Gabriel Pereira
Doctor en Ciencias Políticas - Univ. de Oxford
Gabriel Pereira
Doctor en Ciencias Políticas - Univ. de Oxford


En la última semana dos fantasmas interpelaron a los argentinos. El primero fue, sin duda, el del ajuste a los jubilados; el segundo, el de la violencia y el caos.

En nuestra memoria política tenemos el triste recuerdo de diversos gobiernos que buscaron en las jubilaciones el número mágico para acomodar las cuentas fiscales. La sociedad, a fuerza de sucesos trágicos y dramáticas historias cotidianas, incorporó la idea de que “con los viejos no”.

La resistencia al proyecto oficial se hizo sentir durante días. Se recurrió a proyecciones estadísticas, a relatos descarnados del cotidiano vivir del jubilado, a propuestas alternativas para satisfacer la necesidad de recursos del gobierno, y hasta a análisis jurídicos adelantando la ola de demandas judiciales que se avecinarían. Ante la inminencia del tratamiento legislativo, el fantasma del nuevo recorte previsional convirtió la resistencia al proyecto en movilización callejera.

El Gobierno nacional subestimó la capacidad movilizadora ante el ajuste. Buscó primero maquillar la reforma como una política de mejoramiento de los haberes. Luego, apuntó a la necesidad de resolver la crisis del sistema jubilatorio. Los intentos no hicieron mella en el humor social. No obstante, el gobierno avanzó en la propuesta, quizás envalentonado por dos años de crecimiento político casi inesperados, que llegaron a su punto culmine en los resultados de las últimas elecciones. Los aciertos que grandes sectores de la sociedad perciben en su gestión disuadirían -se esperaba- los efectos del fantasma.

La reforma jubilatoria fue aprobada, el ajuste es ley y el gobierno cuenta con unos millones de pesos esenciales para su plan político de los próximos dos años. Sin embargo, su imagen y la legitimidad de la reforma se han visto dañadas. Se había evitado la caída en la imagen positiva frente al escándalo de la designación de jueces por decreto, los Panama Papers y la represión en el sur del país. Pero no en esta ocasión.

Por otro lado, la sociedad movilizada en las calles también fue interpelada por otro fantasma: el de la violencia, esta vez agitado por un grupo minúsculo, el de los antidemocráticos. Los violentos hicieron su repudiable trabajo, y la sociedad reaccionó frente a esa conducta, descartándola. De no haberlo hecho, el caos hubiese sido generalizado. Pero no se expandió y la protesta continuó en forma de cacerolas.

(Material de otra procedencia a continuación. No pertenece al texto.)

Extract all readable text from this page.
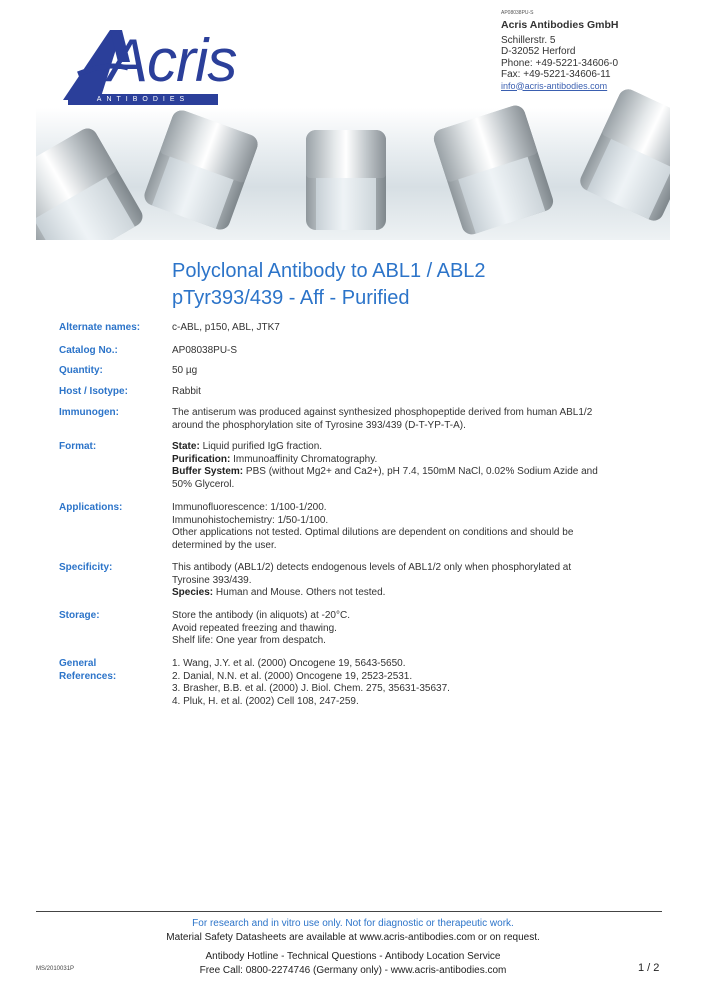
Acris
ANTIBODIES
AP08038PU-S
Acris Antibodies GmbH
Schillerstr. 5
D-32052 Herford
Phone: +49-5221-34606-0
Fax: +49-5221-34606-11
info@acris-antibodies.com
Polyclonal Antibody to ABL1 / ABL2
pTyr393/439 - Aff - Purified
Alternate names:	c-ABL, p150, ABL, JTK7
Catalog No.:	AP08038PU-S
Quantity:	50 µg
Host / Isotype:	Rabbit
Immunogen:	The antiserum was produced against synthesized phosphopeptide derived from human ABL1/2
around the phosphorylation site of Tyrosine 393/439 (D-T-YP-T-A).
Format:	State: Liquid purified IgG fraction.
Purification: Immunoaffinity Chromatography.
Buffer System: PBS (without Mg2+ and Ca2+), pH 7.4, 150mM NaCl, 0.02% Sodium Azide and
50% Glycerol.
Applications:	Immunofluorescence: 1/100-1/200.
Immunohistochemistry: 1/50-1/100.
Other applications not tested. Optimal dilutions are dependent on conditions and should be
determined by the user.
Specificity:	This antibody (ABL1/2) detects endogenous levels of ABL1/2 only when phosphorylated at
Tyrosine 393/439.
Species: Human and Mouse. Others not tested.
Storage:	Store the antibody (in aliquots) at -20°C.
Avoid repeated freezing and thawing.
Shelf life: One year from despatch.
General
References:
1. Wang, J.Y. et al. (2000) Oncogene 19, 5643-5650.
2. Danial, N.N. et al. (2000) Oncogene 19, 2523-2531.
3. Brasher, B.B. et al. (2000) J. Biol. Chem. 275, 35631-35637.
4. Pluk, H. et al. (2002) Cell 108, 247-259.
For research and in vitro use only. Not for diagnostic or therapeutic work.
Material Safety Datasheets are available at www.acris-antibodies.com or on request.
Antibody Hotline - Technical Questions - Antibody Location Service
Free Call: 0800-2274746 (Germany only) - www.acris-antibodies.com
MS/2010031P	1 / 2
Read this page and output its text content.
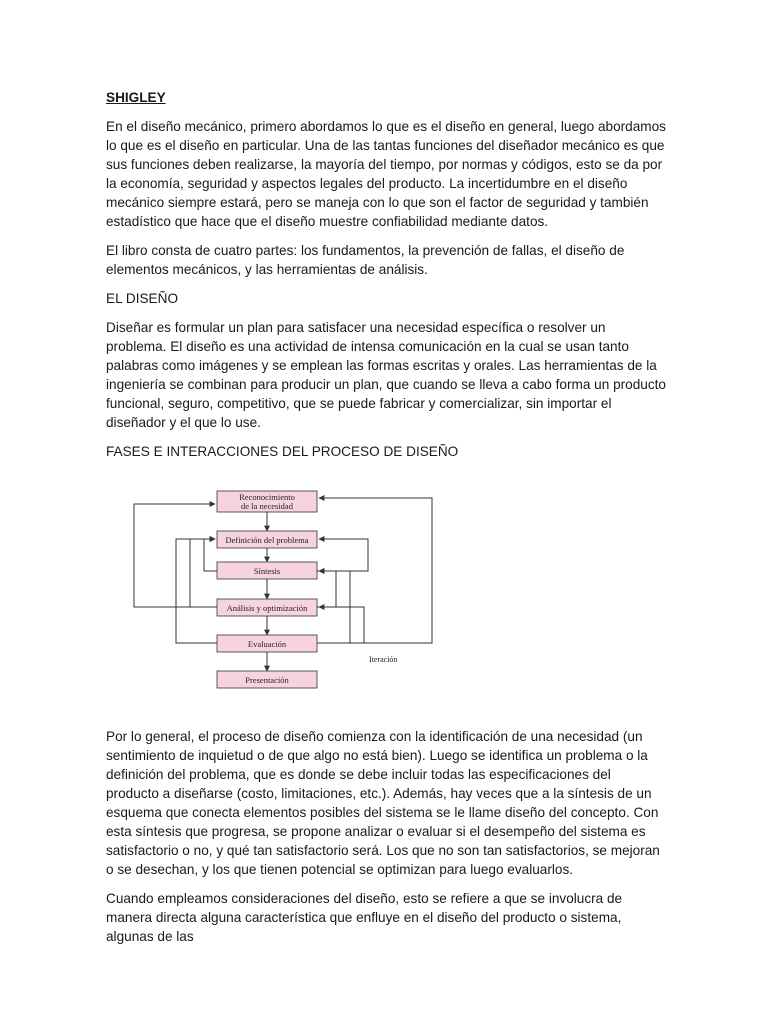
SHIGLEY

En el diseño mecánico, primero abordamos lo que es el diseño en general, luego abordamos lo que es el diseño en particular. Una de las tantas funciones del diseñador mecánico es que sus funciones deben realizarse, la mayoría del tiempo, por normas y códigos, esto se da por la economía, seguridad y aspectos legales del producto. La incertidumbre en el diseño mecánico siempre estará, pero se maneja con lo que son el factor de seguridad y también estadístico que hace que el diseño muestre confiabilidad mediante datos.

El libro consta de cuatro partes: los fundamentos, la prevención de fallas, el diseño de elementos mecánicos, y las herramientas de análisis.

EL DISEÑO

Diseñar es formular un plan para satisfacer una necesidad específica o resolver un problema. El diseño es una actividad de intensa comunicación en la cual se usan tanto palabras como imágenes y se emplean las formas escritas y orales. Las herramientas de la ingeniería se combinan para producir un plan, que cuando se lleva a cabo forma un producto funcional, seguro, competitivo, que se puede fabricar y comercializar, sin importar el diseñador y el que lo use.

FASES E INTERACCIONES DEL PROCESO DE DISEÑO
Reconocimiento
de la necesidad
Definición del problema
Síntesis
Análisis y optimización
Evaluación
Presentación
Iteración

Por lo general, el proceso de diseño comienza con la identificación de una necesidad (un sentimiento de inquietud o de que algo no está bien). Luego se identifica un problema o la definición del problema, que es donde se debe incluir todas las especificaciones del producto a diseñarse (costo, limitaciones, etc.). Además, hay veces que a la síntesis de un esquema que conecta elementos posibles del sistema se le llame diseño del concepto. Con esta síntesis que progresa, se propone analizar o evaluar si el desempeño del sistema es satisfactorio o no, y qué tan satisfactorio será. Los que no son tan satisfactorios, se mejoran o se desechan, y los que tienen potencial se optimizan para luego evaluarlos.

Cuando empleamos consideraciones del diseño, esto se refiere a que se involucra de manera directa alguna característica que enfluye en el diseño del producto o sistema, algunas de las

Sin embargo, cierto sector de la dirigencia política pareciera no advertir la reacción social frente a la violencia. Si bien se buscan responsabilidades individuales de los actos vandálicos en el ámbito penal, existe un discurso oficial que busca reducir la movilización social a la violencia de esos pocos, deslegitimando y estigmatizando el reclamo. Esa actitud discursiva tiene su correlato tanto en una actitud represiva como en la falta de investigaciones respecto de los abusos de las fuerzas de seguridad, ampliamente documentados por medios de prensa de toda tinta y color. Aquí, otra vez, el gobierno pareciera no advertir que la sociedad en su mayoría, frente al fantasma de la violencia y el caos, decide explícitamente dejar de lado la protesta social violenta. La estigmatización y represión de cualquier reclamo significa no entender cómo la sociedad procesa su relación con el fantasma de la violencia y el caos, al cual ha decidido combatir pacíficamente.

Gobernar sin sensibilidad a los fantasmas que la propia sociedad tiene sobre su pasado político es un riesgo para el oficialismo. Los eventos de este diciembre, como todos los diciembres candentes, son un llamado de atención para el Presidente.